CITIC

DATA SCIENCE AND ENGINEERING

Data Science and Engineering is a growing area of research that promises to create new knowledge and applications that will improve people’s lives. Our researchers in this area have a proved track record of research excellence, as evidenced by both their publications and numerous projects at a national and international level.

 

RESEARCH AREAS AND PRIORITIES:

Big Data: Big Data is the study of how to process and manage large volumes of data that conventional methods cannot deal with owing to the size, variety and complexity of the data sets, the speed at which they need to be managed, and the presence of both structured and unstructured data. Additional challenges associated with the collection and analysis of big data include the veracity (reliability), value (performance) and visualization of the data sets.

Research areas:

    • New systems for efficient massive data storage using compact, self-indexed data structures. Design and implementation of algorithms for the creation and exploitation of compressed data structures for a range of data types, including text, graphics, raster maps, moving object trajectories and genome.

 

Information retrieval: Information retrieval is the activity of collecting, storing, indexing and searching for information. It is a collective system of theories, models, algorithms and ranking methods for unstructured online texts and texts in fields such as medicine, law and science.

Research areas:

    • Information retrieval models
    • Efficiency of information retrieval systems
    • Recommender systems
    • Information system assessment methods
    • Text mining and information retrieval for early detection of psychological disorders online

 

Information systems: Information systems deal with the collection, storage, processing and use of data of all kinds.

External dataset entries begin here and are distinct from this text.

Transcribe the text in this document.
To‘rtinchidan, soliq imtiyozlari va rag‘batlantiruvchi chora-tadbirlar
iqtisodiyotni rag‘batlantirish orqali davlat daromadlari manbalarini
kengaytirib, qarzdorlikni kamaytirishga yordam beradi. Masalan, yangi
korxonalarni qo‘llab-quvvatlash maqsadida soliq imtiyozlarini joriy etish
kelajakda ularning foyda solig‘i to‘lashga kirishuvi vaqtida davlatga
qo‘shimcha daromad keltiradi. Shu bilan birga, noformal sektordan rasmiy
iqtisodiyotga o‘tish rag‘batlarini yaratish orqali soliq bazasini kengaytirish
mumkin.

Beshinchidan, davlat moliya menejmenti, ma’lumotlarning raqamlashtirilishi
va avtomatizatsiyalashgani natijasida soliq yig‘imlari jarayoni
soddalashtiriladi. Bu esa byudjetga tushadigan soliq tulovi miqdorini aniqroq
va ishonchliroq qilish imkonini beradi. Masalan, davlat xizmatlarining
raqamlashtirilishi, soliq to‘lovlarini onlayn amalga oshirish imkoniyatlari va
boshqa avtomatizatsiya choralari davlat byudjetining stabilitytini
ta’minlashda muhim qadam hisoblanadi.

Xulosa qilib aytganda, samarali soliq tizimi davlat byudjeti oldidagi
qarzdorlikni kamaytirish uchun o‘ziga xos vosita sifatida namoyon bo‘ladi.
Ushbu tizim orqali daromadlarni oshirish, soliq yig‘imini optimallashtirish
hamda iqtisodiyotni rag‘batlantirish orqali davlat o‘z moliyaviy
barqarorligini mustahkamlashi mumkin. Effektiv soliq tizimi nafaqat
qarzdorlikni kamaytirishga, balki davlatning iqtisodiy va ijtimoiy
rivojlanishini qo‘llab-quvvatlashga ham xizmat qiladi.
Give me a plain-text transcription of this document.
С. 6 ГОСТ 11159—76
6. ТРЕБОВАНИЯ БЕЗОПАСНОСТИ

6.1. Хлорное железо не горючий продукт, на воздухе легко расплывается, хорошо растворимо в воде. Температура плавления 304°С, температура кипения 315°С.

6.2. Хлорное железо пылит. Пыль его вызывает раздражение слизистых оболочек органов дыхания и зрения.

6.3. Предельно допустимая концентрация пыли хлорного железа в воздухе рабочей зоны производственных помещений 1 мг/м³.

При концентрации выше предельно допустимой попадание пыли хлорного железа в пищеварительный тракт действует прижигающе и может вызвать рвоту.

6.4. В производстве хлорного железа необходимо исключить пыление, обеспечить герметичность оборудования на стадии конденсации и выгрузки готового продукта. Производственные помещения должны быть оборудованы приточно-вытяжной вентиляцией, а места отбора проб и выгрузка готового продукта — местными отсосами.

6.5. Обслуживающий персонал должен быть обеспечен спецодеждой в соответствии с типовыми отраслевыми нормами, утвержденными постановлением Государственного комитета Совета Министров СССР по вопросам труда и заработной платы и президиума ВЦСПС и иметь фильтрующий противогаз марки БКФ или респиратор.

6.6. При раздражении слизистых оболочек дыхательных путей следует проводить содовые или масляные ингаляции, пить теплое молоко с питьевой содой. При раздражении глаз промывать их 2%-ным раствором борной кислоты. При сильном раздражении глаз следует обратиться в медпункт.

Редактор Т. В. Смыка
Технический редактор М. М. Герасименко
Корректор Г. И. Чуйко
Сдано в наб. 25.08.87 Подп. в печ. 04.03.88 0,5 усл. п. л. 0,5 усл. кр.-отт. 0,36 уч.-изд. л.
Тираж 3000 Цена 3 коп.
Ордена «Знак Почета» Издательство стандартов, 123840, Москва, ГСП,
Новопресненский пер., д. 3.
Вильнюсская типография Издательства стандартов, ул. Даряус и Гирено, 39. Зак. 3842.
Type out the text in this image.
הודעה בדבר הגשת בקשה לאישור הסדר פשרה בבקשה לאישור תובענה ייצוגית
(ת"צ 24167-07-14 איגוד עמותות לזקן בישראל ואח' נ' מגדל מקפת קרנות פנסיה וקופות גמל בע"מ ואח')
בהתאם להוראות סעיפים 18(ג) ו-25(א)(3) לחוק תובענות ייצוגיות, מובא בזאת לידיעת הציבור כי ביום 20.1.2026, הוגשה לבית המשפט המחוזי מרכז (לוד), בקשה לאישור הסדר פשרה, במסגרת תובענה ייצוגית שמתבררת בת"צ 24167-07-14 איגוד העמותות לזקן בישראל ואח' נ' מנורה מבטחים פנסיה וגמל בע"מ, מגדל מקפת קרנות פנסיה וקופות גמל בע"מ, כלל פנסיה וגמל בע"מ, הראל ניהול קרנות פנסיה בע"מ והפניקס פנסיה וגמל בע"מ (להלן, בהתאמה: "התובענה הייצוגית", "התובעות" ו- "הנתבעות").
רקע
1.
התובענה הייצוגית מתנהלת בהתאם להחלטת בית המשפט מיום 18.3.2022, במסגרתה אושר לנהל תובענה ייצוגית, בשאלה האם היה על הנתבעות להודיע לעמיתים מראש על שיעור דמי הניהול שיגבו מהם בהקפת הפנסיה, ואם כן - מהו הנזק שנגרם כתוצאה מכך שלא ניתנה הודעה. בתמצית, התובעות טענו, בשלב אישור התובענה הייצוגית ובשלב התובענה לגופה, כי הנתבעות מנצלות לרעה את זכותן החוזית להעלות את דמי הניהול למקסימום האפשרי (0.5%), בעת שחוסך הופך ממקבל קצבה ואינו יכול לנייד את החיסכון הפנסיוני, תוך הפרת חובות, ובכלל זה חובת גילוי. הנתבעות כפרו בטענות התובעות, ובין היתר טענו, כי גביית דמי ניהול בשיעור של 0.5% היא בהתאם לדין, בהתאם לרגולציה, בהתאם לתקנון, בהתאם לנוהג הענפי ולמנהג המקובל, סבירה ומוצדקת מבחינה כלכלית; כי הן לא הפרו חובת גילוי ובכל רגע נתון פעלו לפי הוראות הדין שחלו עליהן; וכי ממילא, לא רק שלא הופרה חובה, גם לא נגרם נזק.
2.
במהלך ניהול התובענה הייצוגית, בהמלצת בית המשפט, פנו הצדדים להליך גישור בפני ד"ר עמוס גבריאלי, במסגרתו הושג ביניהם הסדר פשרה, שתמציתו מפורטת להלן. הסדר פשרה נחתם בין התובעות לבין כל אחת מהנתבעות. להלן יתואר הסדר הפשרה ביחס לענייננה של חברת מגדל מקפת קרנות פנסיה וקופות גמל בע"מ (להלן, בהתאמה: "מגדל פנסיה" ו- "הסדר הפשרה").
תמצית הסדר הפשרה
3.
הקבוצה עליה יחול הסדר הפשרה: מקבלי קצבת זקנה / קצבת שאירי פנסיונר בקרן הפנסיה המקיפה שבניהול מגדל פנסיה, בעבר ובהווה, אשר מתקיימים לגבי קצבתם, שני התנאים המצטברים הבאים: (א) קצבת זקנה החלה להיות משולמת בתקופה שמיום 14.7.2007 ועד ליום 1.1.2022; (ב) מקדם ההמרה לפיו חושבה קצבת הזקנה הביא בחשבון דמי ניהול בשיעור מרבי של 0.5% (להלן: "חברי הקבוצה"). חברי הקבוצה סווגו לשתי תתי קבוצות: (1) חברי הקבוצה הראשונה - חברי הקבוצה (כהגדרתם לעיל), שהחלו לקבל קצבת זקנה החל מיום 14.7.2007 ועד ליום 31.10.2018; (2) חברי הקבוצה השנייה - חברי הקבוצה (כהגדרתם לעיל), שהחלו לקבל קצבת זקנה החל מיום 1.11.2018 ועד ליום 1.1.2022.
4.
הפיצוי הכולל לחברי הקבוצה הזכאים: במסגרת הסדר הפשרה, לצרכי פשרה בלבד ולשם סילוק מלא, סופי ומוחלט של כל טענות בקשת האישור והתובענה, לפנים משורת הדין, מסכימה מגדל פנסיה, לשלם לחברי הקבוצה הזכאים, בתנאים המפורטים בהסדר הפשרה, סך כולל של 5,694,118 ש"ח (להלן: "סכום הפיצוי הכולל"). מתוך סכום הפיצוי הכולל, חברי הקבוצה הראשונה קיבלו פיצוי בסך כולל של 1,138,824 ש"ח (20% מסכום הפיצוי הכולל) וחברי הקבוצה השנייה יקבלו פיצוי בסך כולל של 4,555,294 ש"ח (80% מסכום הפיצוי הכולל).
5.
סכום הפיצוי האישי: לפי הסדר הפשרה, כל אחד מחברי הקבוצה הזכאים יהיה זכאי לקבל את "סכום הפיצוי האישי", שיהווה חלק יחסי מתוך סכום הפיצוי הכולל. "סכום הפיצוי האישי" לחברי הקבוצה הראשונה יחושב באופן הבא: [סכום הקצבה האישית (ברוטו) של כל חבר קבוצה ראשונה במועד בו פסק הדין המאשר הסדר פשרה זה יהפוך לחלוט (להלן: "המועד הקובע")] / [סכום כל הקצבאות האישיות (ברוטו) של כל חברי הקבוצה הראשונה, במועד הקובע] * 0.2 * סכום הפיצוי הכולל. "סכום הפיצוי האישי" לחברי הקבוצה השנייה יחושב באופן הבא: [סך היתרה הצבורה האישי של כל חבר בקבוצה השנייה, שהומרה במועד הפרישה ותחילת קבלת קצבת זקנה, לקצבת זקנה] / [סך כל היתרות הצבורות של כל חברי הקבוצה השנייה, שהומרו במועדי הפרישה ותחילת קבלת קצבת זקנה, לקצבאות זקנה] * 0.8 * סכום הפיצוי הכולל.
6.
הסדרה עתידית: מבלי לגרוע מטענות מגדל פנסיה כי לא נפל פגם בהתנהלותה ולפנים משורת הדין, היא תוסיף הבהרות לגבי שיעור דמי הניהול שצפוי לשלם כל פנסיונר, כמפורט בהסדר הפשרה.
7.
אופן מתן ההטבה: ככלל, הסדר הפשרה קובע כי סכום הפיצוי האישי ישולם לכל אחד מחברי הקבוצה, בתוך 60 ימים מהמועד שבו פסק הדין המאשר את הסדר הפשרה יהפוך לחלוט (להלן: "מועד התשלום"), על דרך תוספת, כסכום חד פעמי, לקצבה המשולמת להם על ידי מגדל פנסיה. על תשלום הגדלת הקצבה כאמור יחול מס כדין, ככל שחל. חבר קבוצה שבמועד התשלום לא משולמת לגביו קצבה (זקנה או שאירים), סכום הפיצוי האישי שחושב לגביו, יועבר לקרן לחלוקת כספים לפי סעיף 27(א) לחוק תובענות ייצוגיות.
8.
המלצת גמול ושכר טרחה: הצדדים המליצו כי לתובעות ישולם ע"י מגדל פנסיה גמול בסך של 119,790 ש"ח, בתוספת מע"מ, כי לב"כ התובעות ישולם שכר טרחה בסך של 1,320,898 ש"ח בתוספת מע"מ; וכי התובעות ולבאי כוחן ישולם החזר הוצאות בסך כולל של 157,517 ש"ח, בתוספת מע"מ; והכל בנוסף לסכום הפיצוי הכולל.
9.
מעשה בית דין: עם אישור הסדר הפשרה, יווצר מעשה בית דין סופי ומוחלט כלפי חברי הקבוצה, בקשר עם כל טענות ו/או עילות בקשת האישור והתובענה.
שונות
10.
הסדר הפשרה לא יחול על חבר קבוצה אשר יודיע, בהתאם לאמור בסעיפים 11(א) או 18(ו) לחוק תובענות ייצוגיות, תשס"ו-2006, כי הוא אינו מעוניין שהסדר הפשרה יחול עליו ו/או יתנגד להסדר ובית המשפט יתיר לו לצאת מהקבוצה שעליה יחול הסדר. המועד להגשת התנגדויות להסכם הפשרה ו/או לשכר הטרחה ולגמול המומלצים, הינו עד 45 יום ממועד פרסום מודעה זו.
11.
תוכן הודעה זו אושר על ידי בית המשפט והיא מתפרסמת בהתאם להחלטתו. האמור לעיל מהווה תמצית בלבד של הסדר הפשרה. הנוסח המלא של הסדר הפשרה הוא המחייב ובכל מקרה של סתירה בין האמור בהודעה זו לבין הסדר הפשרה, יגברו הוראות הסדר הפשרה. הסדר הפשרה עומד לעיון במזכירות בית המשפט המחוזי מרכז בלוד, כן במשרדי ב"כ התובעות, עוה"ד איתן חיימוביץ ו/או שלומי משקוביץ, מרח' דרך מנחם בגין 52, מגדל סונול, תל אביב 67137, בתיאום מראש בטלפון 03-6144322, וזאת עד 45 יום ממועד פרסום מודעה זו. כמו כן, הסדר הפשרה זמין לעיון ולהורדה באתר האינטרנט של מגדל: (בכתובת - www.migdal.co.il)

Our research in this area focuses on developments in software engineering in relation to the automation of information systems, the quality of the resulting systems, and their ability to manage massive, complex, heterogeneous data sets.

Research areas:

    • Development of tools for the automated creation of information systems online, with particular focus on geographic information systems
    • Development of complex information systems technology, especially in relation to digital libraries, multimedia systems and geographic information systems
    • Development of mobility management systems to track moving objects on a map, and consult and analyse space-time data more efficiently

 

Data analysis: Data analysis refers to the different techniques and approaches used to analyse data according to the type, nature and purpose of the data. These include statistical analysis and artificial intelligence, and have applications across an array of different sectors, including industry, finance, astrophysics, biology and health.

Research areas:

    • Dependent data analysis, including cluster analysis of time series, classification of time series, soft bootstrapping for serial dependence, and soft estimation of copula functions
    • Spatial data analysis
    • Functional data analysis
    • Complex biological systems analysis
    • Survival analysis
    • Gaia satellite data analysis and processing
    • Statistical inference in small areas
    • Image optimization using deep learning techniques
    • Deterministic symbolic regression
    • Machine Learning with feature engineering, using the perturbation theory for computational biology and chemistry
    • Medical signal analysis
    • Astronomical data mining
    • Compressed data structures
    • Mobility data analysis

 

Simulation and optimization: Modelling is the study of a process or product in order to represent it in mathematical or statistical terms. Numerical simulation involves the study and selection of numeric algorithms to solve the model, and the implementation of the corrected algorithms in the computer to calculate and provide a graphic representation of the solution found. Numerical optimization algorithms are used to adjust model parameters to real-time data in order to predict the evolution of a process or the operation of a product.

Research areas:

    • Industrial production process modelling and simulation
    • Computational finance
    • Numerical modelling and simulation of genetic networks and computational biology processes
    • Numerical modelling and simulation of fluid flow through porous media, fluid mechanics and internal waves
    • Analysis and simulation of problems related to convection and diffusion, fluid-structure interaction, and floating bodies
    • Hybrid numerical optimization algorithms
    • Parallel algorithms in multi-core CPU and GPU
    • Mathematical model analysis of ordinary, partial and stochastic differential equations
    • Mathematical programming
    • Metaheuristics 
    • Cooperative and non-cooperative games
    • Applications: routes, inventory, scheduling, etc.